Civil law proceedings are difficult to report in a compelling manner, and hard to read. Few book authors have mastered the art of keeping readers enthralled through a single case or a long-term litigative campaign. Jonathan Harr did so in “A Civil Action,” an almost flawless account of one town’s battle against a well polluter. The art, mastered by Harr, is to deftly combine legal drama with compelling personal narrative. Shnayerson attempts this method and almost succeeds.
In his defense it must be said that none of his characters possess the tragic flaws or comedic tendencies of “Civil Action’s” Jan Schlichtmann. And lacking the one-town, one-villain advantage of the Woburn, Mass., saga, Shnayerson is confronted with a statewide eco-atrocity that is spreading throughout the entire Appalachian region, a tale with many heroes and many villains. He just picked two of the best and made a book of them.
And it’s an emotional challenge, even for the best of authors, to write about rank ecological destruction, the ability of powerful corporados to buy justice, the perverse anti-environmentalism of an entire federal administration and the near futility of litigating against rapacious industries, their defenders and their government enablers. It’s simply depressing. Perhaps it’s why we crave heroic accounts of truly good people—“a few brave Americans”—working hard to produce justice and protect the planet. Thus Joe Lovett will stay with any reader of “Coal River.” But so will Judy Bonds, the coal miner’s daughter who mobilizes a whole community to protect itself from the ravages of King Coal, and even more so Ed Wiley.

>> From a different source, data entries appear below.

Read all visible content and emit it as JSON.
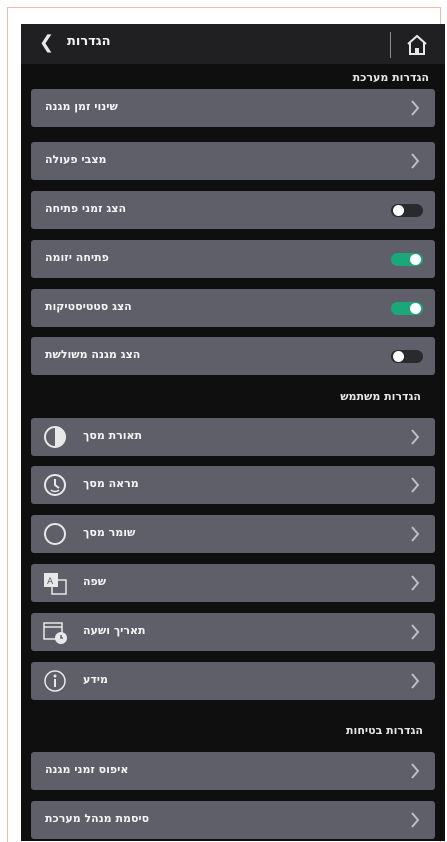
{
  "header": {
    "title": "הגדרות",
    "back_icon": "chevron-left-icon",
    "home_icon": "home-icon"
  },
  "sections": {
    "system": "הגדרות מערכת",
    "user": "הגדרות משתמש",
    "security": "הגדרות בטיחות"
  },
  "system_items": [
    {
      "label": "שינוי זמן מגנה",
      "control": "chevron"
    },
    {
      "label": "מצבי פעולה",
      "control": "chevron"
    },
    {
      "label": "הצג זמני פתיחה",
      "control": "toggle",
      "on": false
    },
    {
      "label": "פתיחה יזומה",
      "control": "toggle",
      "on": true
    },
    {
      "label": "הצג סטטיסטיקות",
      "control": "toggle",
      "on": true
    },
    {
      "label": "הצג מגנה משולשת",
      "control": "toggle",
      "on": false
    }
  ],
  "user_items": [
    {
      "label": "תאורת מסך",
      "icon": "brightness-icon"
    },
    {
      "label": "מראה מסך",
      "icon": "screen-timeout-icon"
    },
    {
      "label": "שומר מסך",
      "icon": "moon-icon"
    },
    {
      "label": "שפה",
      "icon": "language-icon"
    },
    {
      "label": "תאריך ושעה",
      "icon": "date-time-icon"
    },
    {
      "label": "מידע",
      "icon": "info-icon"
    }
  ],
  "security_items": [
    {
      "label": "איפוס זמני מגנה"
    },
    {
      "label": "סיסמת מנהל מערכת"
    }
  ],
  "colors": {
    "screen_bg": "#0f0f10",
    "row_bg": "#5f5f69",
    "toggle_on": "#1aa87a",
    "frame_border": "#f0b8b8"
  }
}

Wiley, a gangly, injured miner, walks 455 miles alone from Charleston to Washington to meet with Sen. Robert Byrd in search of $5 million to relocate a school threatened by a nearby mountaintop mine. Byrd sees him, tells him he could build a $5-million road in a heartbeat, but can’t promise a school. After saying he will do what he can, the eight-term senator closes the meeting with a prayer for the besotted people of his coal-weary state. It’s the first time any of his aides have seen him pray, and one senses that the man who has relied for most of his political career on the power and wealth of King Coal has had enough.
Joe Lovett’s courtroom triumph over the Army Corps of Engineers is heartening but tenuous. Yes, the corps is ordered to stop issuing permits to scofflaw mining firms like Massey. But every other case that Lovett wins is overturned in the Fourth Circuit Court of Appeals. So we are left with a tentative victory, accompanied by the scraping sound of draglines on hundreds of mountaintops up and down the Appalachians, the roar of gigantic coal trucks on West Virginia highways, a government indentured to King Coal and an atmosphere that may be terminally diseased. It’s hardly a satisfactory ending.
Schnayerson’s reporting is first-rate, but his book is illogically sequenced, and a potentially gripping narrative is too often interrupted, either by distracting and tedious tangents, incomprehensible mining jargon or unwarranted, eye-glazing legal and technical details. And at times the author seems remarkably naive, almost wide-eyed in amazement about what is, after all, only one small part of a massive assault on the ecological health of his planet. One wonders at times where he’s been, or what he was covering before he discovered the great American coal scandal. But for anyone curious about the inside story behind one of America’s most dramatic environmental battles—“America destroying America itself ”—or desperate for inspiration and encouragement in fighting intractable battles against indomitable foes, “Coal River” is very much worth the effort.
Mark Dowie is the author of several books, including “Losing Ground: American Environmentalism at the Close of the Twentieth Century.”